Fotoğraftaki sessizlik üzerine düşündükçe, bunun yalnızca bir anın ifadesi olmadığını fark ediyorum. Bu sessizlik, anlatılmayı bekleyen, göz ardı edilmiş ya da bastırılmış hayatların yansıması gibi. Bir sesin, bir anın kayboluşu değil sadece; aynı zamanda hikâyesi anlatılmamış insanların varlığını işaret eden derin bir suskunluk. Tıpkı Ayna ve Mavi filmlerindeki gibi; anıların ve geçmişin yükü sessizlikle ifade buluyor. Bu sessizlikler, bir anlamda çığlığa dönüşen suskunluklar; hem bireysel hem toplumsal hikâyelerin duyulmadığı anları bize hatırlatıyor.

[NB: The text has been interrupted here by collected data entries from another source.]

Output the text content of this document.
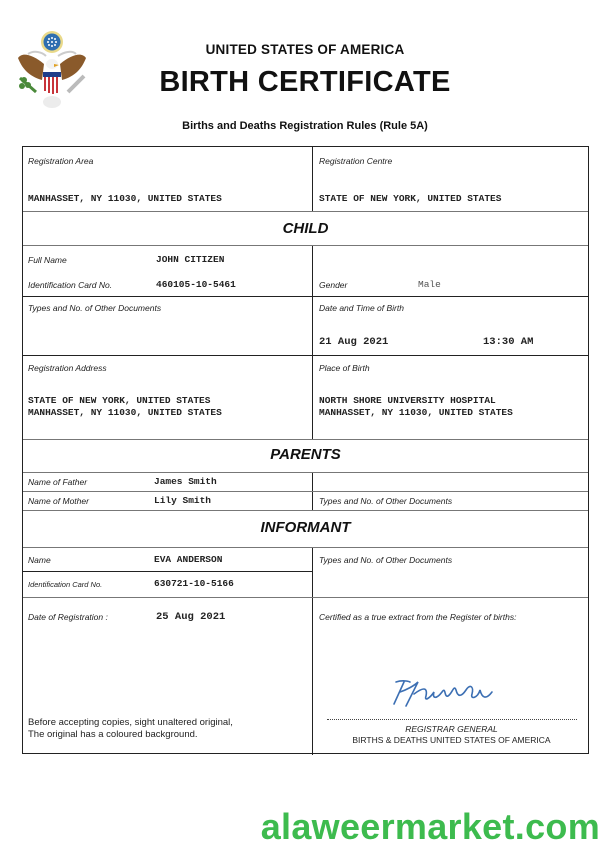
UNITED STATES OF AMERICA
BIRTH CERTIFICATE
Births and Deaths Registration Rules (Rule 5A)
Registration Area
MANHASSET, NY 11030, UNITED STATES
Registration Centre
STATE OF NEW YORK, UNITED STATES
CHILD
Full Name	JOHN CITIZEN
Identification Card No.	460105-10-5461	Gender	Male
Types and No. of Other Documents	Date and Time of Birth
21 Aug 2021	13:30 AM
Registration Address
STATE OF NEW YORK, UNITED STATES
MANHASSET, NY 11030, UNITED STATES
Place of Birth
NORTH SHORE UNIVERSITY HOSPITAL
MANHASSET, NY 11030, UNITED STATES
PARENTS
Name of Father	James Smith
Name of Mother	Lily Smith	Types and No. of Other Documents
INFORMANT
Name	EVA ANDERSON
Identification Card No.	630721-10-5166
Types and No. of Other Documents
Date of Registration :	25 Aug 2021
Before accepting copies, sight unaltered original,
The original has a coloured background.
Certified as a true extract from the Register of births:
REGISTRAR GENERAL
BIRTHS & DEATHS UNITED STATES OF AMERICA
alaweermarket.com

Tarih boyunca susturulan, kahkahası duyulmayan, hikâyeleri eksik bırakılmış ya da yanlış anlatılmış milyonlarca kadını düşünelim şimdi. Bu yüzden oto-kurmacalara, anı kitaplarına, mektuplara ve tabii ki fotoğraflara büyük bir ilgim var. Bir kadının otobiyografisini yazması ya da yaşamını sinema yoluyla aktarması, yalnızca kişisel bir eylem değil; aynı zamanda tarihsel bir sessizliği bozma girişimidir. Sessizliği kırmak ve anlatılmamış hikâyeleri gün yüzüne çıkarmak, bireysel deneyimlerin ötesine geçen geniş bir anlam taşır. Marguerite Duras'ın yazılarında sıkça karşılaştığımız kişisel anlatılar, bireysel olanla sınırlı kalmaz; bir neslin ve cinsiyetin ortak deneyimlerini de açığa çıkarır. Duras'ın kişisel hikâyeleri, tarihsel ve toplumsal bir bağlama oturur; bireysel olanla evrensel olan arasında bir köprü kurar.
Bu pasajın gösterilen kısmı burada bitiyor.